Если и существует проблема в прочтении Ветхого Завета на предмет поиска стратегического содержания, оно менее скрытое, чем когда вообще ничего не говорится. В этом случае, мне кажется, следует прибегнуть к альтернативным интерпретациям и оценить их последствия, что я и делал в нескольких примерах. Это кажется мне лучшим положением, чем настаивать на
Сила теории игр при анализе Библии кроется не только в ее способности предложить точку зрения и собрать вокруг нее информацию, но также в силе отличать лучшие и худшие интерпретации мотивов персонажей. Как я показывал на примере некоторых неоднозначных случаев, не все мотивационные предположения согласуются с тем, что сообщает Библия. Когда это так, теория дает возможность считать несостоятельными объяснения, основанные на этих предположениях.

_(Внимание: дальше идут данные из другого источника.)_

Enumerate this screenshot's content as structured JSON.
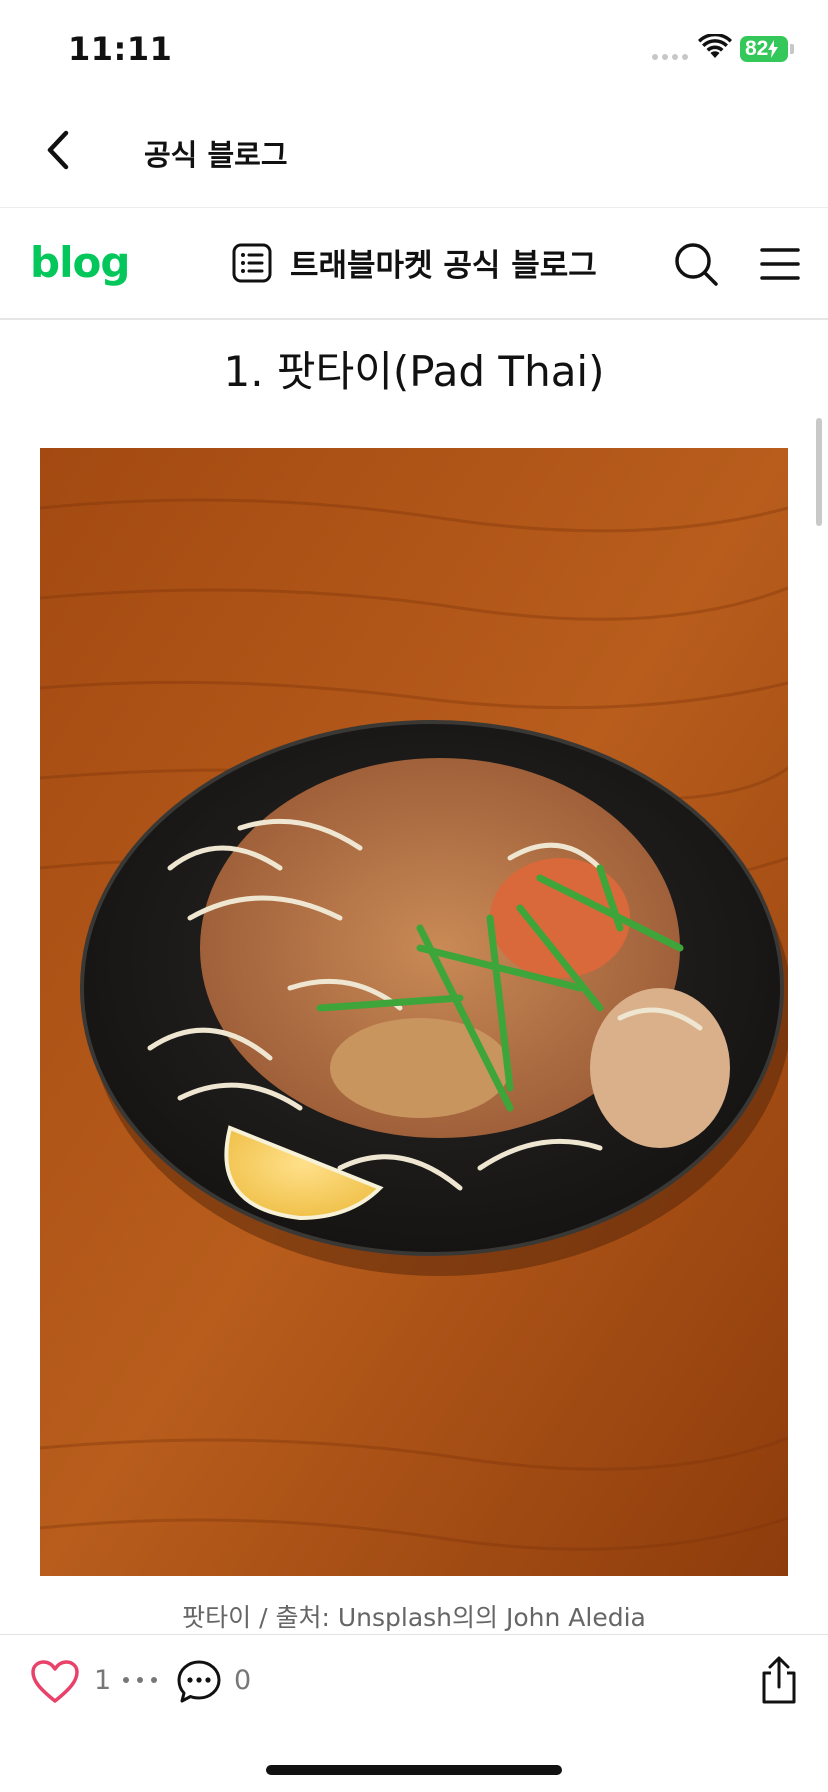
{
  "status_bar": {
    "time": "11:11",
    "battery_level": "82",
    "battery_color": "#34c759"
  },
  "header": {
    "back_icon": "chevron-left-icon",
    "title": "공식 블로그"
  },
  "blog_nav": {
    "logo": "blog",
    "logo_color": "#03c75a",
    "list_icon": "list-icon",
    "blog_name": "트래블마켓 공식 블로그",
    "search_icon": "search-icon",
    "menu_icon": "hamburger-menu-icon"
  },
  "post": {
    "heading": "1. 팟타이(Pad Thai)",
    "image_caption": "팟타이 / 출처: Unsplash의의 John Aledia"
  },
  "bottom_bar": {
    "like_icon": "heart-icon",
    "like_count": "1",
    "more_icon": "more-dots-icon",
    "comment_icon": "comment-icon",
    "comment_count": "0",
    "share_icon": "share-icon",
    "like_color": "#e8416a"
  }
}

То, что составляет «объяснение», не может быть оторвано от фундаментальных постулатов теории. Так, объяснения, которые я отверг, или интерпретации, которые я не рассматривал, могут быть приняты аналитиком, который думает, что библейские персонажи не играют в игры, не рациональны и так далее. Но, как я уже аргументировал в пункте (1), перевес доказательств, как я понимаю их, говорит о том, что библейские персонажи — игроки и действуют рационально, так что, я думаю, при отрицании этого тезиса придется считаться с приведенными мною доказательствами, а не просто рассматривать концепцию «библейских игр» как абсурдную. Другими словами, объяснительная сила теоретико-игровой интерпретации Ветхого Завета может и должна отрицаться на основании доказательств — при анализе истории за историей, демонстрирующем, чего не делают библейские персонажи, или не могли сделать, при изучении рациональных выборов в играх.
Можно поспорить, что требовать этого слишком много — теория может сработать в одних историях, но не сработать в других. Конечно, при таком подходе, так как я отбирал для анализа только те истории, к которым применима теория, мои примеры не представительны. Адекватная проверка тезиса, что теоретико-игровая рациональность работает в Ветхом Завете, требует непредвзятых примеров.
Я с готовностью признаю избирательность в выборе истории, но вопрос предвзятости это другое дело. Я искал истории, подлежащие стратегическому анализу; я нашел, что многие не подлежат, и не утверждаю, что в них есть рациональность индивидуальных выборов. С другой стороны, есть истории, в которых стратегические размышления занимают много места, но я не анализировал их в предыдущих главах. Однако, мне кажется, что большинство тем в них повторяется и не привносят новых взглядов, и еще меньше опровергают тезис этой работы. Так что, пока я не могу доказать непредвзятость моего выбора, я полагаю, что того сорта теоретико-игровой рациональности, которой изобилуют проанализированные здесь истории, не будет недоставать в других библейских историях с выдающимися размышлениями.
Если размах и организующая сила теории игр широка, и ее применение к историям Ветхого Завета естественно, остается вопрос, открывает ли она перспективы, не воспринимаемые без интеллектуального объяснения теории. Я готов поспорить, что это так, делая различия между мотивационными предположениями, которые работают или не работают — как я показал в пункте (6), синтетически обеспечивая словарь и исчисление, которые освещают общие темы в различных историях. Эта аналитико-синтетическая способность теории и есть мера ее прочности и плодотворности (или эвритической ценности), хотя я готов признать, что теория это хранилище всей глубины и тонкости, которую может дать анализ. Теория также нуждается в том, чтобы быть дополненной пониманием того, когда ее бездумное применение бессмысленно. Я не уверен, что в предыдущих главах я избежал бессмысленности, но я надеюсь, что тот, кто ее обнаружит, исправит ее с более глубоким и утонченным пониманием библейских источников, чем у меня. Библия это не хрупкий или стерильный документ, и, следовательно, таким не должен быть ее анализ.